Метка резко заболела. Мы оба застонали. "Только не хватайся" — прохрипел Руслан. Когда боль отпустила, метка дала второй луч. Небо начало затягиваться кровавым цветом, вдоль дороги в тумане стали появляться пальмы, ели... Иногда — повешенные тела. Похоже, чем активнее это клеймо, тем всё хуже.


— Сколько будет лучей? — протерев глаза, я оглядывался по сторонам.


— Каждый луч говорит об уничтоженной чакре. Их должно быть семь. А потом — восьмой элемент.

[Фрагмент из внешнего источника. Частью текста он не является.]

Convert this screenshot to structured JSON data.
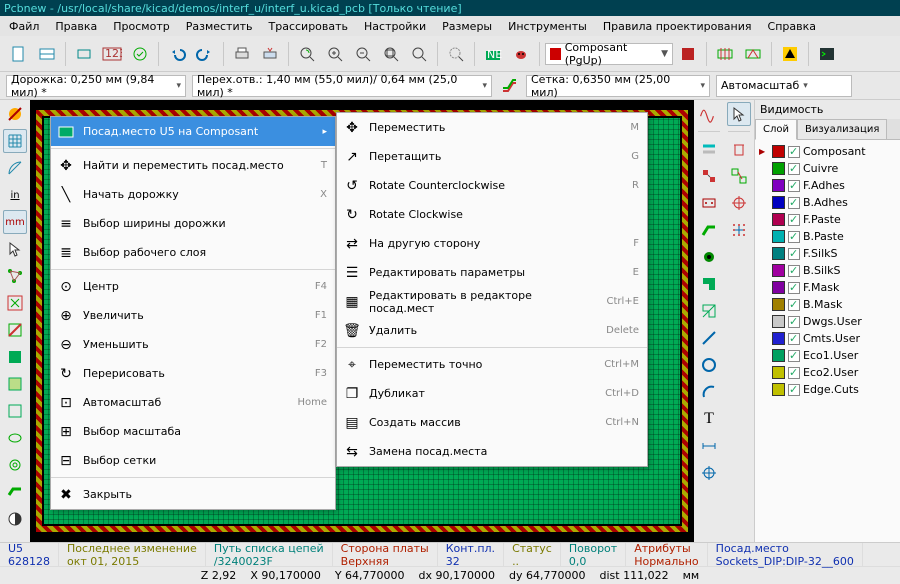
{
  "title": "Pcbnew - /usr/local/share/kicad/demos/interf_u/interf_u.kicad_pcb [Только чтение]",
  "menubar": [
    "Файл",
    "Правка",
    "Просмотр",
    "Разместить",
    "Трассировать",
    "Настройки",
    "Размеры",
    "Инструменты",
    "Правила проектирования",
    "Справка"
  ],
  "toolbar2": {
    "track": "Дорожка: 0,250 мм (9,84 мил) *",
    "via": "Перех.отв.: 1,40 мм (55,0 мил)/ 0,64 мм (25,0 мил) *",
    "grid": "Сетка: 0,6350 мм (25,00 мил)",
    "zoom": "Автомасштаб"
  },
  "layer_combo": "Composant (PgUp)",
  "vis": {
    "title": "Видимость",
    "tabs": [
      "Слой",
      "Визуализация"
    ]
  },
  "layers": [
    {
      "name": "Composant",
      "color": "#c00000",
      "arrow": true
    },
    {
      "name": "Cuivre",
      "color": "#00a000"
    },
    {
      "name": "F.Adhes",
      "color": "#8000c0"
    },
    {
      "name": "B.Adhes",
      "color": "#0000c0"
    },
    {
      "name": "F.Paste",
      "color": "#b00050"
    },
    {
      "name": "B.Paste",
      "color": "#00b0b0"
    },
    {
      "name": "F.SilkS",
      "color": "#008080"
    },
    {
      "name": "B.SilkS",
      "color": "#a000a0"
    },
    {
      "name": "F.Mask",
      "color": "#8000a0"
    },
    {
      "name": "B.Mask",
      "color": "#a08000"
    },
    {
      "name": "Dwgs.User",
      "color": "#c8c8c8"
    },
    {
      "name": "Cmts.User",
      "color": "#2020d0"
    },
    {
      "name": "Eco1.User",
      "color": "#00a060"
    },
    {
      "name": "Eco2.User",
      "color": "#c0c000"
    },
    {
      "name": "Edge.Cuts",
      "color": "#c0c000"
    }
  ],
  "ctx1": {
    "header": "Посад.место U5 на Composant",
    "items": [
      {
        "label": "Найти и переместить посад.место",
        "sc": "T"
      },
      {
        "label": "Начать дорожку",
        "sc": "X"
      },
      {
        "label": "Выбор ширины дорожки"
      },
      {
        "label": "Выбор рабочего слоя"
      },
      {
        "sep": true
      },
      {
        "label": "Центр",
        "sc": "F4"
      },
      {
        "label": "Увеличить",
        "sc": "F1"
      },
      {
        "label": "Уменьшить",
        "sc": "F2"
      },
      {
        "label": "Перерисовать",
        "sc": "F3"
      },
      {
        "label": "Автомасштаб",
        "sc": "Home"
      },
      {
        "label": "Выбор масштаба"
      },
      {
        "label": "Выбор сетки"
      },
      {
        "sep": true
      },
      {
        "label": "Закрыть"
      }
    ]
  },
  "ctx2": [
    {
      "label": "Переместить",
      "sc": "M"
    },
    {
      "label": "Перетащить",
      "sc": "G"
    },
    {
      "label": "Rotate Counterclockwise",
      "sc": "R"
    },
    {
      "label": "Rotate Clockwise"
    },
    {
      "label": "На другую сторону",
      "sc": "F"
    },
    {
      "label": "Редактировать параметры",
      "sc": "E"
    },
    {
      "label": "Редактировать в редакторе посад.мест",
      "sc": "Ctrl+E"
    },
    {
      "label": "Удалить",
      "sc": "Delete"
    },
    {
      "sep": true
    },
    {
      "label": "Переместить точно",
      "sc": "Ctrl+M"
    },
    {
      "label": "Дубликат",
      "sc": "Ctrl+D"
    },
    {
      "label": "Создать массив",
      "sc": "Ctrl+N"
    },
    {
      "label": "Замена посад.места"
    }
  ],
  "status1": [
    {
      "l1": "U5",
      "l2": "628128",
      "c": "#1030b0"
    },
    {
      "l1": "Последнее изменение",
      "l2": "окт 01, 2015",
      "c": "#7a7a00"
    },
    {
      "l1": "Путь списка цепей",
      "l2": "/3240023F",
      "c": "#00807a"
    },
    {
      "l1": "Сторона платы",
      "l2": "Верхняя",
      "c": "#b02000"
    },
    {
      "l1": "Конт.пл.",
      "l2": "32",
      "c": "#1030b0"
    },
    {
      "l1": "Статус",
      "l2": "..",
      "c": "#7a7a00"
    },
    {
      "l1": "Поворот",
      "l2": "0,0",
      "c": "#00807a"
    },
    {
      "l1": "Атрибуты",
      "l2": "Нормально",
      "c": "#b02000"
    },
    {
      "l1": "Посад.место",
      "l2": "Sockets_DIP:DIP-32__600",
      "c": "#1030b0"
    }
  ],
  "status2": {
    "z": "Z 2,92",
    "x": "X 90,170000",
    "y": "Y 64,770000",
    "dx": "dx 90,170000",
    "dy": "dy 64,770000",
    "dist": "dist 111,022",
    "unit": "мм"
  }
}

Руслан осмотрел происходящее на улице и сказал:


— Что-то новое.


Мы проехали Москву, попали в Тверскую область. Здесь нас остановила машина ДПС — подошёл сотрудник и попросил документы. Пока мы суетились, соображали, он замер и вдруг распался по кускам, издав странный звук. В груде кусков было видно его лицо, оно выражало удивление, его глаза смотрели на нас. Автомобиль ДПС оказался далеко за обочиной, давно сгоревший и насквозь ржавый. Мы остались одни посреди дороги.

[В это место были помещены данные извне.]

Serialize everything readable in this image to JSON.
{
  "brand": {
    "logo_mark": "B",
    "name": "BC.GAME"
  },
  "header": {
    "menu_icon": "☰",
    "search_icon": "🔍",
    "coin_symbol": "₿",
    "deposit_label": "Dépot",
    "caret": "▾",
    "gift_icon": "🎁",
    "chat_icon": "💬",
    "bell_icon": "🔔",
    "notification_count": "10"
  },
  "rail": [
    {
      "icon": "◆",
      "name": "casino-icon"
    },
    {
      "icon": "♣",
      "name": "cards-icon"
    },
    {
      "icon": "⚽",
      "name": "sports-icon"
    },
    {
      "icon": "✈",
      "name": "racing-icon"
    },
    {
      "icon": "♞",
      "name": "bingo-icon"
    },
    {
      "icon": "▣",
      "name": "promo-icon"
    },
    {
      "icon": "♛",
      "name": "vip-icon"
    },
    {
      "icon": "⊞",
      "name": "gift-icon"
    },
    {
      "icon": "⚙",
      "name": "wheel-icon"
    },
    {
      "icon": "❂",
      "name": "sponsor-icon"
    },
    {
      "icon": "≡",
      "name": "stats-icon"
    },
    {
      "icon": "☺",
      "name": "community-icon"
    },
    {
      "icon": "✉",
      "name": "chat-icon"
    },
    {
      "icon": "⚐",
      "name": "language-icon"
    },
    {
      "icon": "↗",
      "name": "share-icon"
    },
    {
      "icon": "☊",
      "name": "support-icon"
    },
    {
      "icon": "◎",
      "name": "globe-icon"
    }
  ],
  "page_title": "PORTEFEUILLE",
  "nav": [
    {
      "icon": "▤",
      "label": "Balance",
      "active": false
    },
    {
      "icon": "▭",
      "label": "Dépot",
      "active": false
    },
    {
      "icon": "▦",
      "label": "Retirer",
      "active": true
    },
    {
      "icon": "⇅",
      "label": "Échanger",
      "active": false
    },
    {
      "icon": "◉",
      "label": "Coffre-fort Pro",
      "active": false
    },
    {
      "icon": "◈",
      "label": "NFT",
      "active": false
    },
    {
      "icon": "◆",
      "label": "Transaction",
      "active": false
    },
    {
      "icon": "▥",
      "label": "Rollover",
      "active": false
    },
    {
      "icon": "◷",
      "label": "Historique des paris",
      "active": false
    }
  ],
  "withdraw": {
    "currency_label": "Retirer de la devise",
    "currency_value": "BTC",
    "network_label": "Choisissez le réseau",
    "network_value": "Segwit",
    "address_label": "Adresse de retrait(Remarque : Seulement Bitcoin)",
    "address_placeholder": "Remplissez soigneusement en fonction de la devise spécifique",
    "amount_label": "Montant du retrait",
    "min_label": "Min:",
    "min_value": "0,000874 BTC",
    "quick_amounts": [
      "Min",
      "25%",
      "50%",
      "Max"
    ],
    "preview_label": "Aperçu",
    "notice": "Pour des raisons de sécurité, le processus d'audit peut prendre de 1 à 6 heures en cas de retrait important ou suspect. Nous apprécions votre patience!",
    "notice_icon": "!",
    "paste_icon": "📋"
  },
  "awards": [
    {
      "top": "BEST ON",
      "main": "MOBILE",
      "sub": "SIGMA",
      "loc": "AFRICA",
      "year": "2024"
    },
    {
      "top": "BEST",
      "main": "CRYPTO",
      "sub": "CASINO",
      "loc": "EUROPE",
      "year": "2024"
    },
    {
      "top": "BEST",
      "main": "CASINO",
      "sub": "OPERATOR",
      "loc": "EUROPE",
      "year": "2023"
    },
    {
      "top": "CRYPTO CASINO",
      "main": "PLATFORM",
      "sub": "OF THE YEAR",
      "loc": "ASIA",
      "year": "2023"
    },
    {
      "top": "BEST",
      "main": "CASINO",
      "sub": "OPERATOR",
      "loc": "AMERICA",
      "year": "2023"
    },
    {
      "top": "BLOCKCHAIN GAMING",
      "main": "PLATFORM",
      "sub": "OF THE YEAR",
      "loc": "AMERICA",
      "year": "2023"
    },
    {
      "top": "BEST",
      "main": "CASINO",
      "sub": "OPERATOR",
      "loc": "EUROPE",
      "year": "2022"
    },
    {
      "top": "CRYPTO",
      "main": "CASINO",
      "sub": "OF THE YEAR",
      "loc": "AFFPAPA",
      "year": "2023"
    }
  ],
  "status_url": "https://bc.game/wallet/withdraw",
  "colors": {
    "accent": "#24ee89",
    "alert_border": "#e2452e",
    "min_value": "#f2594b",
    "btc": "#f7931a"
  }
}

— Креститься же бесполезно? — спросил я у Руслана в мертвецкой тишине.


Через некоторое время Руслан устал. Было решено, что дальше поведу я.

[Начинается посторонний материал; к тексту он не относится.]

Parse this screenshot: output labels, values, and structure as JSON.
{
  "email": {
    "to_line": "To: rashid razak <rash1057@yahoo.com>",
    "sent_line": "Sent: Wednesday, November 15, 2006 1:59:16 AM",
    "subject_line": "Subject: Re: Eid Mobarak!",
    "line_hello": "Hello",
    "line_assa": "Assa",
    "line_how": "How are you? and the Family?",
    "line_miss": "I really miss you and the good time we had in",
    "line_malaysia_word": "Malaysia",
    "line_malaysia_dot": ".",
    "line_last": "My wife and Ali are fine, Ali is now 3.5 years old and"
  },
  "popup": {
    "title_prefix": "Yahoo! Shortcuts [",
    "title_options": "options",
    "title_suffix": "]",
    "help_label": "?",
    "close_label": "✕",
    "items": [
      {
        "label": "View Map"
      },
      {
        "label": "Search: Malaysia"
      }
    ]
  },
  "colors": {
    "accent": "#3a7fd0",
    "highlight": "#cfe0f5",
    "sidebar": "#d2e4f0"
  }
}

Чем ближе мы были к Волноге, тем больше происходило. К мутному алому небу и странным пейзажам я привык. К животным без головы, вывернутым наизнанку прохожим... Но я не понимал того, как вещи, которых объективно не могло существовать в реальности, прилетали нам в автомобиль и оставляли вмятины, сколы... Я пощупал — повреждения настоящие. А прилетали чьи-то части тел, личные вещи, иногда под машину бросались пешеходы, и оставляли только скол на краске. Я начал понимать что это такое — сходить с ума.


Вскоре мы въехали в село, из будки вышел охранник со стаканчиком кофе.


— Куда едете, молодые люди?


— Бабушку проведать, — сказал я.


— Где живёт бабушка? Удостоверение личности у вас есть?


— А давно в сёлах КПП ставят? — спрашиваю.


Тишина. Я замечаю, что у него в стакане не кофе. Охранник улыбнулся исподлобья:


— Погодка шепчет. — и поднял шлагбаум.


Мы проехали. Видимость — метров пять, добираемся до адреса по наитию. Кругом туман, несущий гнилью, скрывающий замершие силуэты.


— Сколько у тебя патронов к обрезу? — спросил я, доставая с задних мест сумку Руслана.


— Два заряжено, ещё четыре во внешнем кармане лежит. Три усиленных, 50 грамм, три по 24 грамма. Усиленные — синие.


— Больной...


— На, — сказал Руслан и выдал мне грязный, хрустящий пистолет Макарова. — В магазине семь патронов, и вот. — он насыпал рядом с коробкой передач ещё четыре.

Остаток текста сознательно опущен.